Even the risk of knee arthritis was limited to those 24 of 36 players who had suffered a ligament tear or other knee injury. "Those people who didn't have ligament injuries had a relatively low incidence of the need for knee replacement and osteoarthritis," Nicholas said.
All of this is in stark contrast with recent, more generalized research into the health of retired pro football players. For example, a study of almost 1,600 retired players, released in April in the journal Medicine & Science in Sports & Exercise, found that more than half had high scores for pain, and almost 15 percent reported moderate to severe depression.
That study's lead author said those results may better reflect the reality of life after players leave the gridiron.
"That [Jets team] was a very special team, they had a lot of spirit and camaraderie, and they had this amazing continuity of health care throughout," said Dr.
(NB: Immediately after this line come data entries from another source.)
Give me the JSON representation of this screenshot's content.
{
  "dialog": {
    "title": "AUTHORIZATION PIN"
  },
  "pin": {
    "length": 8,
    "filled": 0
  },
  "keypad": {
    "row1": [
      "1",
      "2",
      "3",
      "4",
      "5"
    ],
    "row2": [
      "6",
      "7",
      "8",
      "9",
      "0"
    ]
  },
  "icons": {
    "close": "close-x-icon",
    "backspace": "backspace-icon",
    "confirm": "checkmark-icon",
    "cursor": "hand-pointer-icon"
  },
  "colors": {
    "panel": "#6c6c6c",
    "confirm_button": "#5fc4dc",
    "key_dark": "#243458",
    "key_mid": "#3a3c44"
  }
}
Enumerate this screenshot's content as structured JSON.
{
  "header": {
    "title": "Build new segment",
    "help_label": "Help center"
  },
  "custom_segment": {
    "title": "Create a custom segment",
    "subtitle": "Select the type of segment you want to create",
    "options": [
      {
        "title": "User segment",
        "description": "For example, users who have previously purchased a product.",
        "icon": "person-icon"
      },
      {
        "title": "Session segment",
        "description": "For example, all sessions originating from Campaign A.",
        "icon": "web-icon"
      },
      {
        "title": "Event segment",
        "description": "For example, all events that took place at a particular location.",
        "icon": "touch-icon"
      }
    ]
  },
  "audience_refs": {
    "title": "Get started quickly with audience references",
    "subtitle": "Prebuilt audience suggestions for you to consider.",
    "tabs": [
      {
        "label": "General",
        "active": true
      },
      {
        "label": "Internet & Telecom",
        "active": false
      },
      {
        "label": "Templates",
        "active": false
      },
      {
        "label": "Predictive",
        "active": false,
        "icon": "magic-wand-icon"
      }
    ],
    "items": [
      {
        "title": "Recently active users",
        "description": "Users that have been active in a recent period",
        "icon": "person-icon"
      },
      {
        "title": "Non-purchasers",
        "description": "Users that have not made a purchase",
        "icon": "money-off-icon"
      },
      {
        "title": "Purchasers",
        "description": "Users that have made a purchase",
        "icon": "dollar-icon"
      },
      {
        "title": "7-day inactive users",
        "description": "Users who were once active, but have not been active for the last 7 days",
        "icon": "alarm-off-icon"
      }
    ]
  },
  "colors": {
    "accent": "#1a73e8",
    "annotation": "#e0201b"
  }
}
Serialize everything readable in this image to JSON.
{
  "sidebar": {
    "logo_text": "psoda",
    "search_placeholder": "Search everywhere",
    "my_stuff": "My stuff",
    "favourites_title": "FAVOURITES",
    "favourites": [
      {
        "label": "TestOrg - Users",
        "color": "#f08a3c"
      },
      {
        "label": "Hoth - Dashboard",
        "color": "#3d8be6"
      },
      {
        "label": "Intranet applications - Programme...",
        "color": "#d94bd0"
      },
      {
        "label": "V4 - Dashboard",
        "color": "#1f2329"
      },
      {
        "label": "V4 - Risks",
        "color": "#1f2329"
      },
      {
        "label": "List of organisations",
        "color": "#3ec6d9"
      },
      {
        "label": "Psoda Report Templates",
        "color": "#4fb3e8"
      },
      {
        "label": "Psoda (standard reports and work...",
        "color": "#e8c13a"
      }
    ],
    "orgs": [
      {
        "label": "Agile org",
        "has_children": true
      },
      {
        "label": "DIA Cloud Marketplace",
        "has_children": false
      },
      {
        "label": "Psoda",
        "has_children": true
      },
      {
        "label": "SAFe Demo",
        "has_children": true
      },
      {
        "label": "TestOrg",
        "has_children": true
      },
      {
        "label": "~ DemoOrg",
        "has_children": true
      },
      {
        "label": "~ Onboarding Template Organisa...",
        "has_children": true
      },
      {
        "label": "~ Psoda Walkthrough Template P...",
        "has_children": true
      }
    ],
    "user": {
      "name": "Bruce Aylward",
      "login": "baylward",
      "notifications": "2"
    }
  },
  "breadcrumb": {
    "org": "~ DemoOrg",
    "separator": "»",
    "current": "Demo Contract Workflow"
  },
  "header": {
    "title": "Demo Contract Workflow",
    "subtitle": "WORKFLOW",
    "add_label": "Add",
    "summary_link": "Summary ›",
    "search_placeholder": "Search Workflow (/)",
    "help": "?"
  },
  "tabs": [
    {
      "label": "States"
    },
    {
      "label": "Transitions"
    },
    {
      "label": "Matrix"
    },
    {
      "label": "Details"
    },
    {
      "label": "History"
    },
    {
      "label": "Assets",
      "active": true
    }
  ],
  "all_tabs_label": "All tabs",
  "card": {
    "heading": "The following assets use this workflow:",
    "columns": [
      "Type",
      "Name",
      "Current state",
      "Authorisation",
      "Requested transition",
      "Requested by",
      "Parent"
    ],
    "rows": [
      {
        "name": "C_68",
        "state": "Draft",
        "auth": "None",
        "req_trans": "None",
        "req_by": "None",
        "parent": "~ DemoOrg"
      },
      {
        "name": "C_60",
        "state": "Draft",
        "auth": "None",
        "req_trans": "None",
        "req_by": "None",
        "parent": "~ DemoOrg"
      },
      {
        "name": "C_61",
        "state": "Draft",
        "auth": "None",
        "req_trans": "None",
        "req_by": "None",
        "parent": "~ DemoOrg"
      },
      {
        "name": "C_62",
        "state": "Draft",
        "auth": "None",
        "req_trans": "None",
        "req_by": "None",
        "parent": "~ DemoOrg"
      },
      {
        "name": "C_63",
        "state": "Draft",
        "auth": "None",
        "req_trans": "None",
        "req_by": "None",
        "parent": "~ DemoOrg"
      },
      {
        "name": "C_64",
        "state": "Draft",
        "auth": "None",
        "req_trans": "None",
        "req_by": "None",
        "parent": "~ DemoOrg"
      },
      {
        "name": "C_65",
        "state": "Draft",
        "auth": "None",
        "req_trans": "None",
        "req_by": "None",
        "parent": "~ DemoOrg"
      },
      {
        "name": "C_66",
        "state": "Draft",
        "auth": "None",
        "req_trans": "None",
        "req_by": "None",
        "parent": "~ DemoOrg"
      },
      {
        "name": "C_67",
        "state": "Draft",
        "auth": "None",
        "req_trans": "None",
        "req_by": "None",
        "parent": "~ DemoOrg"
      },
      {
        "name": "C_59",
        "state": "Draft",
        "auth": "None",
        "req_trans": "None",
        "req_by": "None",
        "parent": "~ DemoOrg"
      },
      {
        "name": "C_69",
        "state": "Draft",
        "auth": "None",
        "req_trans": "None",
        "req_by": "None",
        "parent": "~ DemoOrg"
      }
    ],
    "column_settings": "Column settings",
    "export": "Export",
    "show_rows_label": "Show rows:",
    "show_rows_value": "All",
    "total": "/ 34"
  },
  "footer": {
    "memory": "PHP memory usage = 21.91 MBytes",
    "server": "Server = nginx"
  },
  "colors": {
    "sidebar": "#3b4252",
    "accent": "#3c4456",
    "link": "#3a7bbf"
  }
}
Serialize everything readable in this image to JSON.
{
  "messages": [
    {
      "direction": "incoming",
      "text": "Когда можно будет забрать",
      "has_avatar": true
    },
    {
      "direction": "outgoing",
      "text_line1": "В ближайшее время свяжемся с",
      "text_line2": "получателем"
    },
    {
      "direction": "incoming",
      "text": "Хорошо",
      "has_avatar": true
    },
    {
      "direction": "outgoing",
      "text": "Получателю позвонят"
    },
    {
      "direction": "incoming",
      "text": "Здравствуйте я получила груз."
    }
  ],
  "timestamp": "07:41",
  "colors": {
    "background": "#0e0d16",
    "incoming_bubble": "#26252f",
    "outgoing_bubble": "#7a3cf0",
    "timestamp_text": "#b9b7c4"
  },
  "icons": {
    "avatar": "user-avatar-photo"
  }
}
Thomas Schwenk, professor and chairman of the department of family medicine at the University of Michigan School of Medicine. "We know that contributes to overall health and to mental and physical health and vitality."
He also wonders if the 1969 Jets -- a highly select, fit, medically pampered group of men -- shouldn't have done even better than the data shows. "Should they have scores that are only as good as the general population? Should they be better?" Schwenk said.
He believes that for too many players, life after the game is much lonelier than that experienced by the '69 Jets.
"I think a lot of this has to do with what happens to these players after retirement -- do they go off and have minimal connections? No support, no health care, no continuity, no follow-up?" Schwenk said. "Are they just shunted off to the corners of life, or are they connected in ways that give them certain attributes to their overall health?"